Mathias Gatza, Il mago della luce
Neri Pozza, pp. 300, euro 18
Simona Baldelli
Dresda, 2002. Uno storico dell’arte ripesca, dalle acque dell’Elba che hanno appena invaso la città, un libretto del XVII secolo stampato con rari caratteri a piombo che narra la vita (breve) e le opere (poche) di un artista barocco “naturamortista”: Silvius Schwarz. Il biografo, il piombista Leopold, narra di aver fatto ricorso alla stampa per raccontare la vicenda, perché muto. Malato di saturnismo, con le vene che contengono più mercurio e laudano che sangue, ci racconta l'ossessione che riempì l'intera e passeggera esistenza dell’ artista: catturare l’essenza delle cose, riproducendo la realtà nel modo più fedele possibile. Personalità sobillatrice e scomoda, quella di Silvius, tant’è vero che finirà presto imputato (ma innocente) di una serie di orribili delitti e condannato a morte. Silvius Schwarz, da quel momento, diventa per lo storico dell'arte, la sua propria ossessione. Avendo ricevuto da un editore un congruo anticipo per un libro sul pittore (che non scriverà mai) si dedicherà anima e corpo alla ricerca di indizi e prove sulla vita e le opere del naturamortista e sul “segreto” che lo portò assai vicino alla cattura della luce e l’essenza dell’immagine …
Questa, a grandi linee, la storia.
Che è poi la vera protagonista del libro, a mio avviso, la “storia”. Non tanto per le vicende che vi si intrecciano, ma per il gusto di narrarle.
Partiamo dall’autore, quello del libro: Mathias Gatza, che dev’essere un vero appassionato di storie dal momento che, ancor prima che autore, è editore, avendo fondato da più di dieci anni una casa editrice che porta il suo nome e che è specializzata in narrativa tedesca contemporanea.
Poi vi sono le storie che diventano ragione di vita (e qualche volta di morte) per ciascuno dei personaggi.
Quella dello storico d’arte che, privo di una storia personale degna di tal nome, ha tracciato la propria nel solco di quella del pittore.
Quella del piombista Leopold, che attraverso l’incastro dei caratteri ha raccontato la propria e altrui storia.
Certamente quella di Silvius, che ricercava nella riproduzione fedele delle immagini, l’essenza stessa (quindi la storia) delle persone e delle cose.
La storia d’amore fra il naturamortista e Sophia, la bella cugina appassionata di matematica e di logica.
Sullo sfondo anche le micro-storie di personaggi letterari, (come i morti uccisi ed impiccati a testa in giù) o di quelli reali (Spinoza e Cartesio, ad esempio) che incrociano la vita dei protagonisti.
C’è chi ha accostato questo libro, Il mago della luce, a Il nome della rosa, probabilmente per l’antica rivalità fra fede/superstizioni e ragione.
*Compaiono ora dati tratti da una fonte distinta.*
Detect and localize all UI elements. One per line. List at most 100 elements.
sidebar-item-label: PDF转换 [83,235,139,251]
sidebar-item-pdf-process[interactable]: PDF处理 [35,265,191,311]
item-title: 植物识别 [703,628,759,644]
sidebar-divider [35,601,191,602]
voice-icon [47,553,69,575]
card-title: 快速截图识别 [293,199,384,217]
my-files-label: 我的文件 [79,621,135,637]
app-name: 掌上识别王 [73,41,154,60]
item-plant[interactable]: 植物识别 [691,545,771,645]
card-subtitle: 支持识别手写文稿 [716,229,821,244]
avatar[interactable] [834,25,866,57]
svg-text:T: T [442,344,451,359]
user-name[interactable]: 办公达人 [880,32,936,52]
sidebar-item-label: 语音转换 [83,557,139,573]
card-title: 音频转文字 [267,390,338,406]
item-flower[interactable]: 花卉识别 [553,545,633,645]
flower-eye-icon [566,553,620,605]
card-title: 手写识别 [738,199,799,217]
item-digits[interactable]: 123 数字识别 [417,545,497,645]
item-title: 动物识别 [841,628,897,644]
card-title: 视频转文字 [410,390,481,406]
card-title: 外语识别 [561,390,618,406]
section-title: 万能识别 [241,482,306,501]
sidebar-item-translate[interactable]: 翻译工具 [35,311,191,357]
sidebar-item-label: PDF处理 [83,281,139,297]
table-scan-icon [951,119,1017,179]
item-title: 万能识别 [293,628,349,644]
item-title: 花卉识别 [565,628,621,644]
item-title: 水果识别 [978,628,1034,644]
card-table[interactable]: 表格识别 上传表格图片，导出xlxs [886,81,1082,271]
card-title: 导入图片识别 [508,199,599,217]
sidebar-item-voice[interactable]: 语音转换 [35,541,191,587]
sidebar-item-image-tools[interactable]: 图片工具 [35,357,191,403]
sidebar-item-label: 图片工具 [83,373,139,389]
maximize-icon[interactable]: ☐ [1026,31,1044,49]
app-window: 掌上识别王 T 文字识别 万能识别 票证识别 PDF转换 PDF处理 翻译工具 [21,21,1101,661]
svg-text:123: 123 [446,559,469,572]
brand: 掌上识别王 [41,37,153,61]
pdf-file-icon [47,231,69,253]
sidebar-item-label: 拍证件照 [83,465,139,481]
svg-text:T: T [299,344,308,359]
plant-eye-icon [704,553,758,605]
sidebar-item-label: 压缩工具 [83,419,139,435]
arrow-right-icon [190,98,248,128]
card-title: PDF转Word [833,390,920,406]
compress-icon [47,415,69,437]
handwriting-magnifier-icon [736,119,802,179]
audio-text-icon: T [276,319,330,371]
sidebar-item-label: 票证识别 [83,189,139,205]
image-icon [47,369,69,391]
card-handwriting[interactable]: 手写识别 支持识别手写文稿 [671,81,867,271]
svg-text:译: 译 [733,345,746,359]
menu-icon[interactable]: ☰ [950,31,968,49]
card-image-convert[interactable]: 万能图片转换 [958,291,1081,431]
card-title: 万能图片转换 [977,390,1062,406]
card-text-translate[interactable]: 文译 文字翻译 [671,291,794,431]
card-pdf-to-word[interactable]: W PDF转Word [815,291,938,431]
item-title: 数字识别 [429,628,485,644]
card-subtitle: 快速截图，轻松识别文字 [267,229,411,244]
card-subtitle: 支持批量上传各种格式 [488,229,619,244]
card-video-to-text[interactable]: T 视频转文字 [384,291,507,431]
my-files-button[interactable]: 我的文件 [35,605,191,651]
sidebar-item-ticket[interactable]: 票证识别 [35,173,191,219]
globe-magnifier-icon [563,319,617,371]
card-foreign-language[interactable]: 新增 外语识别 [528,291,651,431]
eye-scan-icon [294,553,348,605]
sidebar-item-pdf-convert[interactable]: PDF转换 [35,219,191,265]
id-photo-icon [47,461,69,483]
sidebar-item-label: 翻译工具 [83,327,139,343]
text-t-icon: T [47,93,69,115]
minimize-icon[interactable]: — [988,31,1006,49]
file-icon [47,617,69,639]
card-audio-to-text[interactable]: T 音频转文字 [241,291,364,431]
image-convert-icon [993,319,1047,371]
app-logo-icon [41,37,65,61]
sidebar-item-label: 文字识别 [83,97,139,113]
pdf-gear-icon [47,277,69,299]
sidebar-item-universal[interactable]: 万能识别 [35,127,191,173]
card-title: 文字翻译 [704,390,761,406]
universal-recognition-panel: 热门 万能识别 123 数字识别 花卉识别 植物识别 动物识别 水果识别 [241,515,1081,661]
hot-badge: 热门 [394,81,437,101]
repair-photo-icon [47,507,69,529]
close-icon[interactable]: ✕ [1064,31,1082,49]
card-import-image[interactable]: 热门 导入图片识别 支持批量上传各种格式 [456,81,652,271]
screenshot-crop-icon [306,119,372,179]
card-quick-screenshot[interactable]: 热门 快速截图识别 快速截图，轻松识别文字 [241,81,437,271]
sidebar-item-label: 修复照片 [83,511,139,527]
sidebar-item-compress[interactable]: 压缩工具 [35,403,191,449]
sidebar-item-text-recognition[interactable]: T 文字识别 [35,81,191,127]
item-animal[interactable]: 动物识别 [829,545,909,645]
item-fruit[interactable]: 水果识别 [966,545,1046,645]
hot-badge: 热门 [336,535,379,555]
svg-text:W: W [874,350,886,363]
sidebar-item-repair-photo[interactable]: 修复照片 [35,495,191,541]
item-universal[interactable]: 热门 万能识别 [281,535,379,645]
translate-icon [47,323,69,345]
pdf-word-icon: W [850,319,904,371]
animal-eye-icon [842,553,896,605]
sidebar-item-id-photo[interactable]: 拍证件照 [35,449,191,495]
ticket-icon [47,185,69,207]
A me, l’ossessione di Silvius per questo “senso” (la vista) ha ricordato in più punti quella di Jean-Baptiste Grenouille (il protagonista de Il profumo, di Suskind) per “l’olfatto” e la ricerca del profumo perfetto.
Certamente non posso non notare che entrambi i romanzi sono ambientati nel XVII secolo, periodo in cui, i lumi della ragione, erano poco più che un barlume, ancora intrappolati fra le tenebre dell’ignoranza e della superstizione e la ricerca (filosofica, scientifica, matematica…) era ostacolata dal potere temporale e spirituale e spesso apparentata col demonio.
E, chi voglia vedere in queste storie qualche riferimento alla nostra condizione attuale, credo abbia ragione da vendere.
Ma, al di là di spicciole speculazioni filosofiche e sociali, quello che a noi resta è la potenza delle storie e il loro piccolo, ma prezioso, aspetto rivoluzionario.
Perché una storia ben scritta cambia qualcosa nell’animo e, a volte, nella vita di chi la legge. E, dai e dai, le storie, possono quindi cambiare il mondo.
E persino allungare la vita. Come ben sapeva Shahrazād.